Atlanta – A City Under Siege

By Will Thomas 

The author is a volunteer in the editorial department of tünews INTERNATIONAL. After staying in Tübingen and Berlin as part of a federal scholarship, he returned to the USA in April 2020. There he found a country in unrest. We have offered him the chance to share his experiences with us. In the German text, he uses certain English phrases where he found no suitable translation.

 

Battles are breaking out in US-American cities. In my previous article, I explained the origins of the current unrest. In this article, I am recounting my own on the ground experiences. Protests are occurring in hundreds of cities across the USA. In several cities, these protests are erupting into full riots, and a few autonomous zones. In Atlanta, Georgia, the protests began on Thursday, May 28th. The first day of protest drew a relatively small crowd, around 50 people. Protests had already occurred in Georgia earlier that month, in response to the killing of Ahmaud Arbery, an unarmed Black man killed while jogging by two white men for racist reasons. This occurred in Savannah, Georgia.

Things escalated in Atlanta on Friday, May 29th. After a calm march, the police blocked the street in front of the CNN Center, a building that housed, among other things, a police precinct. After a few hours eye to eye with the police line, individuals in the crowd began throwing objects against the glass windows at the front of the building. The police responded with a violent push forward and the deployment of rubber bullets and tear gas. As the police pushed the crowd, a police car was set on fire and the situation escalated to a riot. Over the next few hours Downtown Atlanta erupted in chaos. In the business district, windows were smashed, walls spray-painted, and stores looted. As far as I know, the rioters themselves did not harm any people when left to themselves. The police retook control late in the night. Atlanta had not seen anything like this since the Rodney King Riots, which erupted after court proceedings led to a “not guilty” verdict for police who severely beat and kicked Rodney King, a Black man, in Los Angeles.

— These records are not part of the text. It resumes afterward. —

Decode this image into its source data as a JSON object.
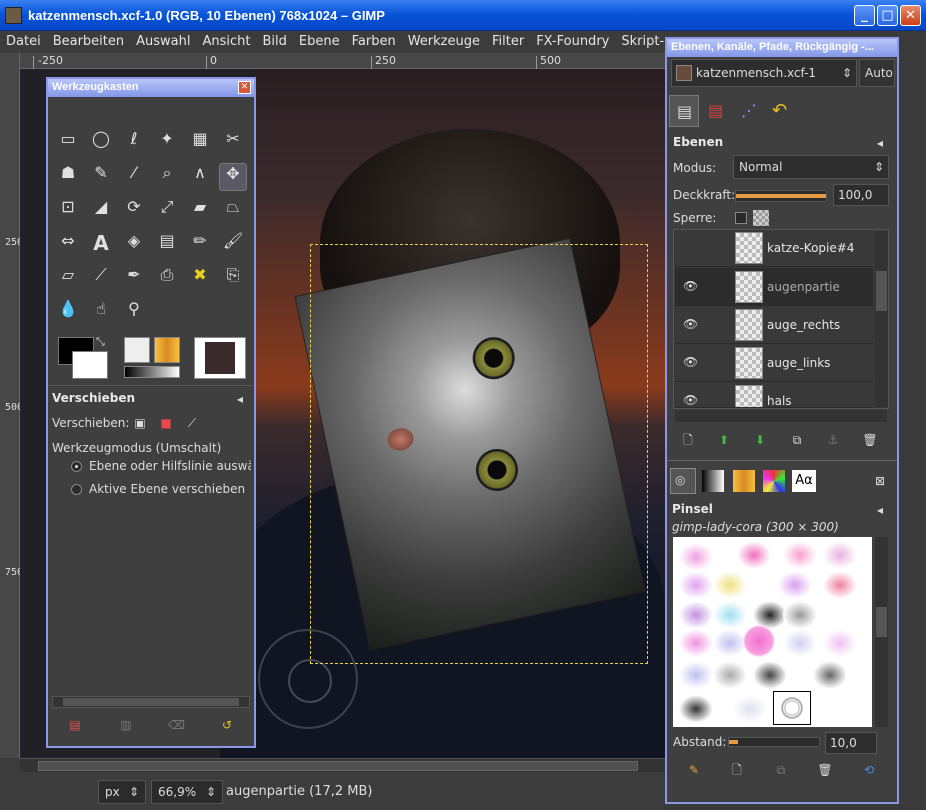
{
  "window": {
    "title": "katzenmensch.xcf-1.0 (RGB, 10 Ebenen) 768x1024 – GIMP",
    "min": "_",
    "max": "□",
    "close": "✕"
  },
  "menu": [
    "Datei",
    "Bearbeiten",
    "Auswahl",
    "Ansicht",
    "Bild",
    "Ebene",
    "Farben",
    "Werkzeuge",
    "Filter",
    "FX-Foundry",
    "Skript-Fu"
  ],
  "ruler": {
    "top": [
      "-250",
      "0",
      "250",
      "500"
    ],
    "left": [
      "250",
      "500",
      "750"
    ]
  },
  "toolbox": {
    "title": "Werkzeugkasten",
    "tool_options_title": "Verschieben",
    "move_label": "Verschieben:",
    "mode_title": "Werkzeugmodus (Umschalt)",
    "options": [
      "Ebene oder Hilfslinie auswählen",
      "Aktive Ebene verschieben"
    ]
  },
  "status": {
    "unit": "px",
    "zoom": "66,9%",
    "info": "augenpartie (17,2 MB)"
  },
  "dock": {
    "title": "Ebenen, Kanäle, Pfade, Rückgängig -...",
    "image_select": "katzenmensch.xcf-1",
    "auto": "Auto",
    "layers_title": "Ebenen",
    "mode_label": "Modus:",
    "mode_value": "Normal",
    "opacity_label": "Deckkraft:",
    "opacity_value": "100,0",
    "lock_label": "Sperre:",
    "layers": [
      {
        "name": "katze-Kopie#4",
        "visible": false
      },
      {
        "name": "augenpartie",
        "visible": true
      },
      {
        "name": "auge_rechts",
        "visible": true
      },
      {
        "name": "auge_links",
        "visible": true
      },
      {
        "name": "hals",
        "visible": true
      }
    ],
    "brushes_title": "Pinsel",
    "brush_name": "gimp-lady-cora (300 × 300)",
    "spacing_label": "Abstand:",
    "spacing_value": "10,0",
    "tab_text": "Aα"
  },
  "colors": {
    "accent": "#8a96e6",
    "selection": "#e6d34a"
  }
}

On the next day, Saturday, May 30th, the city declared an 8pm curfew to limit the demonstrations. The state governor called in the US National Guard, the reserve military forces of the country. The curfew was not enforced evenly. Bars and restaurants remained open after curfew and in areas of the city without protests, people walked the streets openly. The curfew was only enforced in areas with protests.

On Tuesday, June 2nd, my partner and I took part in peaceful protests. We marched and waved our signs. The march ended at nearly the same place it had the previous Friday. The police formed a line once again. Shortly before 8pm, police in full riot gear replaced the regular police on the line and protestors in gear similar to that used by the Hong Kong protestors stepped forward to meet the line of police. My partner and I took this as our cue to go home.

We left the main are around 8:55pm to return to our vehicle. On a side street, we met a line of National Guard blocking the way. Although we explained we just wanted to go home, they responded by yelling at us to turn around and find another way. We tried to leave on another side street and met a similar line, shouting the same commands. We realized all paths out were blocked. I had just enough time to call my mother and explain the situation before the police arrested us (and many other people).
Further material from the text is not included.